Mar 31, 2017Ag groups send letter on immigration reform to president
The Agriculture Workforce Coalition (AWC) this week emphasized the importance of immigration reform for America’s farmers and ranchers in a letter sent to President Donald Trump. 70 groups representing a variety of crops grown around the country joined in sending the letter that calls for reforms to ensure that American agriculture has a legal, stable supply of workers – in both the long- and short-term – for all types of producers.
“The economic health of food and fiber producers, and the rural communities in which they live, is threatened by the lack of a reliable, stable and legal workforce. Our farmers face growing shortages of legally authorized and experienced workers each year,” the groups state. “This shortage of labor negatively impacts our economic competitiveness, local economies and jobs. Reforms are necessary to address the agricultural labor shortage.”
The AWC points out that the labor shortage threatens jobs far beyond the farm. Indeed, each farmworker engaged in labor-intensive crop or livestock production supports two to three other jobs off farm, including those with transportation providers, input suppliers, processors and retailers.
“Many of those American jobs would be lost if access to agriculture’s current workforce is jeopardized without providing a mechanism for future legal workers,” the groups say.
The letter continues, “we support strengthening our border, and we believe to do so we must also relieve pressure on the border by providing a lawful path for foreign workers to enter the U.S. on a nonimmigrant basis.”
The groups point out the only current guest worker program available, the H-2A visa program, is not only cumbersome and dysfunctional but only allows for temporary or seasonal workers. Therefore, it cannot be used by farmers – such as those in dairy, livestock and mushrooms, among others – who have year-round need for workers.

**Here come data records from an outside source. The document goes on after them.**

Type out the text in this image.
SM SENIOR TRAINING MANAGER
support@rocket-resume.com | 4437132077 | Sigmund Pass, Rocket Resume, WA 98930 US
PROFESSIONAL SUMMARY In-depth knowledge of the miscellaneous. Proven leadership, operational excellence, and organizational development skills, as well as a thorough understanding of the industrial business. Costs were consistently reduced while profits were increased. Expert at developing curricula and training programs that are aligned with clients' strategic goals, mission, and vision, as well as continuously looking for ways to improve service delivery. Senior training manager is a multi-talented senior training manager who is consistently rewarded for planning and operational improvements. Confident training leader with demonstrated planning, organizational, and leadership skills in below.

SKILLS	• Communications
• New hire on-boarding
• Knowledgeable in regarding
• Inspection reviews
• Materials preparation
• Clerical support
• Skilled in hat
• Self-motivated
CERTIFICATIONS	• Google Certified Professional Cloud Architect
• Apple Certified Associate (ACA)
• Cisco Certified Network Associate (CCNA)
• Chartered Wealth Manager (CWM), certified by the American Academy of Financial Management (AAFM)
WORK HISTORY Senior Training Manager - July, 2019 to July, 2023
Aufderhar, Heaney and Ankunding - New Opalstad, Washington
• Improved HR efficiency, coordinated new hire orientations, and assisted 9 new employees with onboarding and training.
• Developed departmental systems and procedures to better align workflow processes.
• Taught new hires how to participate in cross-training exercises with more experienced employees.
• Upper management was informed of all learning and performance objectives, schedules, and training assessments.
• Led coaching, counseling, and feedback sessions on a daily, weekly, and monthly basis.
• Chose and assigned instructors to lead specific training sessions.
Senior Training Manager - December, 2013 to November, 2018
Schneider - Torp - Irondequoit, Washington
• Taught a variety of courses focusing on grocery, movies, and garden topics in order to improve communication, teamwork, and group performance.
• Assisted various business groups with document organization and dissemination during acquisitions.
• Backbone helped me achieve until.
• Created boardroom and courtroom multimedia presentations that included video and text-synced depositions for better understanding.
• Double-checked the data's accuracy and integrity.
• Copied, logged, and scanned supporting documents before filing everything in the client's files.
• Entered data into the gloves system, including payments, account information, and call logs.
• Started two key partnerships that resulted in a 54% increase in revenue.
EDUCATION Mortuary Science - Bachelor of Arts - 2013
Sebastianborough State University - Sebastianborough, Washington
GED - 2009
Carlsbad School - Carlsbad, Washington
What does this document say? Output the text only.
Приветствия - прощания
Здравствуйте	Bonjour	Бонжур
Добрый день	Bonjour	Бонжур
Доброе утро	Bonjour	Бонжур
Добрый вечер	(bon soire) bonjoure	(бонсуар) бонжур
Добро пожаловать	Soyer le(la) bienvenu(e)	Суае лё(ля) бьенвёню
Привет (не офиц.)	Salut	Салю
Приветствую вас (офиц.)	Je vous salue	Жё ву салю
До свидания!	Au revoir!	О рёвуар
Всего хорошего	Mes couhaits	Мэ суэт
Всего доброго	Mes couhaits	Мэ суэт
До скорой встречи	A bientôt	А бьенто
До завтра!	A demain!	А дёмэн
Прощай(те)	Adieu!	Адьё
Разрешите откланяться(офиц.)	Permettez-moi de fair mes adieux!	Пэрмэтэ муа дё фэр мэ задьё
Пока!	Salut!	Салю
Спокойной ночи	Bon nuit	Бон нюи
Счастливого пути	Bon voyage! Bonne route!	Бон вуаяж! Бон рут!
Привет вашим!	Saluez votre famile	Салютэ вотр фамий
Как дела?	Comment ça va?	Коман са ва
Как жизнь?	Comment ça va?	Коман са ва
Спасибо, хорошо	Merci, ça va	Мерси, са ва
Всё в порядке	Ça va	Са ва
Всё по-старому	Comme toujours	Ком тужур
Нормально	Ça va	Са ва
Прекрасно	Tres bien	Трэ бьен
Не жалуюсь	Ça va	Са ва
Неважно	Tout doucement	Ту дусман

“We can and must do better for our economy and country by modernizing our immigration system to include work eligibility for our existing workforce and farmer-friendly programs to provide for future legal guest workers,” the letter concludes. “Done properly, reform will deter illegal immigration, protect and complement our U.S. workforce, better respond to changing economic and demographic needs, and generate greater productivity and economic activity.”